Bazel Remote Execution

Run Bazel actions on Namespace compute, with remote workers started on demand for your build.

Remote Execution is in early access. Reach out to enable it for your workspace.

How it works

A Bazel Remote Execution cluster has three components:

  • Scheduler: accepts Bazel Remote Execution API requests and assigns actions to workers.
  • Storage: stores content-addressable storage (CAS) entries durably across the cluster.
  • Workers: start on demand and execute Bazel actions.

Each worker advertises a fixed number of execution slots. A slot represents one unit of concurrent work, so a worker with four slots can run up to four actions at the same time. Namespace starts workers as your build needs capacity and routes actions to workers that match the requested execution platform.

Bazel's remote execution protocol supports multi-platform builds. For example, you can run Bazel from a Linux host while selected actions execute on macOS workers. This is useful for repositories that need to produce or test artifacts on multiple operating systems without moving the entire CI job to each platform.

Getting started

First, make sure your workspace has early-access RBE enabled. Then use the CLI to create a Bazel configuration file for the execution cluster:

Configure execution access

$
nsc bazel execution setup --bazelrc=~/.namespace.bazelrc

This command provisions the scheduler and storage components if needed and writes a Bazel configuration file with the remote executor, remote cache, credentials, and recommended execution defaults.

Run Bazel with remote execution

$
bazel --bazelrc=~/.namespace.bazelrc build //...

You can pass multiple --bazelrc flags if you need to combine Namespace's generated configuration with your existing project configuration.

For a quick early-access smoke test, generate a configuration file:

$ nsc bazel execution setup --bazelrc=~/.namespace.bazelrc --key=docs-smoke-test

If the command succeeds, Namespace provisioned the execution cluster and wrote a Bazel configuration file that points at it.

Example: Linux host to Linux workers

This example runs Bazel from a Linux host and lets Namespace execute actions on Linux workers. It uses a public Bazel repository so you can try the flow without changing your own project first.

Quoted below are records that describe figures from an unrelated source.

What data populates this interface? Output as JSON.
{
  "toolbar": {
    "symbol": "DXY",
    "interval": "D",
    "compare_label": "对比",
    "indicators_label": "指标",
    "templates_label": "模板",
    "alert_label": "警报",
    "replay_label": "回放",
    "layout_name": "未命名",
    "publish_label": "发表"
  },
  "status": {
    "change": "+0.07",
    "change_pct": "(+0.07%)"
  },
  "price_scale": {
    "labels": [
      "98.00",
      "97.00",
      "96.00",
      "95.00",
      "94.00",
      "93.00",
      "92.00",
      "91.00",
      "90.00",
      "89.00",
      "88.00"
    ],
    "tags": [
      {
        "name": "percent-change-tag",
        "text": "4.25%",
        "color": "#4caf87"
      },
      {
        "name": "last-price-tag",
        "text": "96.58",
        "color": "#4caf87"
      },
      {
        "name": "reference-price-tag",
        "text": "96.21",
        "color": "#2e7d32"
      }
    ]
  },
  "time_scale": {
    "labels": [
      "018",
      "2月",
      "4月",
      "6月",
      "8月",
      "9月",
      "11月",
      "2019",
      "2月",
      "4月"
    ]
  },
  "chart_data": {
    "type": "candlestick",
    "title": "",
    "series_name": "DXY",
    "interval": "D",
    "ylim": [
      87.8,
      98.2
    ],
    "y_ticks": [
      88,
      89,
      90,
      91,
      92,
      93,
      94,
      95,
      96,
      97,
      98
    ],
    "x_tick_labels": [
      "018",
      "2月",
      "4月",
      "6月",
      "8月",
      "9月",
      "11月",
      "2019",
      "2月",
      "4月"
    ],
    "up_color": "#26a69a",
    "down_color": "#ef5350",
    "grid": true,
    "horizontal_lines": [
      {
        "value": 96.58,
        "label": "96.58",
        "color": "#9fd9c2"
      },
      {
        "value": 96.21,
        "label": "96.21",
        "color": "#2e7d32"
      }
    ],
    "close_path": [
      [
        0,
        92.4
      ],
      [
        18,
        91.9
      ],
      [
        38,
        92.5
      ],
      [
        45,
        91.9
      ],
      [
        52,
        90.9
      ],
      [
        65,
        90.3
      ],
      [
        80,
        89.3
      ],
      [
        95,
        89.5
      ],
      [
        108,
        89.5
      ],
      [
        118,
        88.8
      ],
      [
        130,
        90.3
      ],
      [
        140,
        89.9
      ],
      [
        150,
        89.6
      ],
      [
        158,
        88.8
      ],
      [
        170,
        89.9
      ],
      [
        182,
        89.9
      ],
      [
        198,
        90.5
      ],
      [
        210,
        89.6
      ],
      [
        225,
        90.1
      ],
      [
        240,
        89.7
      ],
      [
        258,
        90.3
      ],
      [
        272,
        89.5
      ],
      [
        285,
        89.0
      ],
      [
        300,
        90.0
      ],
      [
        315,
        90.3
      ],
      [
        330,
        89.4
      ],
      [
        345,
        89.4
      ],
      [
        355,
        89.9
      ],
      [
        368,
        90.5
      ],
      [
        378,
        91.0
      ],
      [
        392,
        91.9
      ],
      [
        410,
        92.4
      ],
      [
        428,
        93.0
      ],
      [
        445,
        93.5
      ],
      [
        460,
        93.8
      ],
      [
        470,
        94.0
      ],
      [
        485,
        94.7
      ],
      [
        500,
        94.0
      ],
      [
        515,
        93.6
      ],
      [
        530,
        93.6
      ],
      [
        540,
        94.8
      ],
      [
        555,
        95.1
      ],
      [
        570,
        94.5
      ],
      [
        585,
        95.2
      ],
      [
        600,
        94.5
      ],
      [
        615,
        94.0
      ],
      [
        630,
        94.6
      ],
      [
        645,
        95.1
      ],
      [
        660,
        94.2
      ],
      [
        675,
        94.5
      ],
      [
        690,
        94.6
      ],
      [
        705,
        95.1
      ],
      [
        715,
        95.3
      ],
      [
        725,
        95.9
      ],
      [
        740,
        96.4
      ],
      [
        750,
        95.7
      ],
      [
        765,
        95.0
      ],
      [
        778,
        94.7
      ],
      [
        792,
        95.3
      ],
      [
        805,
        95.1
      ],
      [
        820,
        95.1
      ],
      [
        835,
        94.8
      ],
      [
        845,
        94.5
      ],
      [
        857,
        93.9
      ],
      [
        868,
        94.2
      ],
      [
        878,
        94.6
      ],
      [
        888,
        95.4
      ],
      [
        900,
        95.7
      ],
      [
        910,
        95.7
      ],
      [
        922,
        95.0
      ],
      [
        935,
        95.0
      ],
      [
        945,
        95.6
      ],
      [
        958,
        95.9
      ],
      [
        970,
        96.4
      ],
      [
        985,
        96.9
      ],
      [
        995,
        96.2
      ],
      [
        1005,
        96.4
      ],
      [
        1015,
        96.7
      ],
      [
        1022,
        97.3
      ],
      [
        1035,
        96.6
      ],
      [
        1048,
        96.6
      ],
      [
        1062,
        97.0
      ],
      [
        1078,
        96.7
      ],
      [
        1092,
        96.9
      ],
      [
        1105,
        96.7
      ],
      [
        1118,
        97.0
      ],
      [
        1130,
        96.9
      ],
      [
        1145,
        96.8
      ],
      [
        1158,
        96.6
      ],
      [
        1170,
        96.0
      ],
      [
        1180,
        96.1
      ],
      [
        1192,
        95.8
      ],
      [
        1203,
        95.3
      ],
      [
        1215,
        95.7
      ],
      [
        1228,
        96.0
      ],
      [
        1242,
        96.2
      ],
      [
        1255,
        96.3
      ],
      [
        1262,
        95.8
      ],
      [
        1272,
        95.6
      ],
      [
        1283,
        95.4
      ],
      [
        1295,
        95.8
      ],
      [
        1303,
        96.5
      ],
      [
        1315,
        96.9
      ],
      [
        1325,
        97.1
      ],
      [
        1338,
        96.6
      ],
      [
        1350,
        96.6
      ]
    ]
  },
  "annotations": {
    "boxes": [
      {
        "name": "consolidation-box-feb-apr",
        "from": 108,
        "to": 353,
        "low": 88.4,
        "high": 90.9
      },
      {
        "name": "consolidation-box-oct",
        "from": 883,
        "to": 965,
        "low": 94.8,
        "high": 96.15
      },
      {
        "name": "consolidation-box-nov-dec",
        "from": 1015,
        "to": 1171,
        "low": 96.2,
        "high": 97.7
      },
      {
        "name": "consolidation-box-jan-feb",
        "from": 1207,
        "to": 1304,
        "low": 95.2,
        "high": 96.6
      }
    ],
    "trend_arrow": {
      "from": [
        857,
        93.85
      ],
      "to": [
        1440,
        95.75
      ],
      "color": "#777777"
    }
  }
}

$ git clone https://github.com/bazelbuild/examples.git
$ cd examples/cpp-tutorial/stage3
 
$ nsc bazel execution setup --bazelrc=~/.namespace.bazelrc --key=examples-linux
$ bazel --bazelrc=~/.namespace.bazelrc build //...

By default, actions without explicit platform properties are routed to Linux workers.

Example: Linux host to macOS workers

Bazel can also route selected actions to macOS workers from a Linux client. The linux-to-mac-rbe-demo repository demonstrates that setup.

This example requires macos/arm64 workers to be enabled for your workspace. If you see an error such as no on-demand worker capacity configured for platform "macos/arm64", reach out to the Namespace team to enable macOS worker capacity.

$ git clone https://github.com/namespacelabs/linux-to-mac-rbe-demo.git
$ cd linux-to-mac-rbe-demo
 
$ nsc bazel execution setup --bazelrc=~/.namespace.bazelrc --key=linux-to-mac-demo
$ bazelisk --bazelrc=~/.namespace.bazelrc build //DemoApp:DemoApp

For your own targets, route an action to macOS by setting Bazel execution properties on that target or platform, for example:

exec_properties = {
    "OSFamily": "macos",
    "Arch": "arm64",
}

Actions without macOS execution properties continue to run on the default Linux workers, allowing one Bazel invocation to use both platforms.

Current caveats

Remote Execution is still early and the experience is actively changing:

  • Worker sizing is not yet self-service. Reach out to the Namespace team to change worker shapes or slot counts.
  • Revocable tokens are not yet usable with Bazel Remote Execution.
  • Worker base images cannot be modified self-service yet.
  • Action observability is still missing.
  • Actions are not sandboxed from each other when running in the same worker, but workers are never shared across workspaces.
  • Action input hydration and result upload performance still needs further work.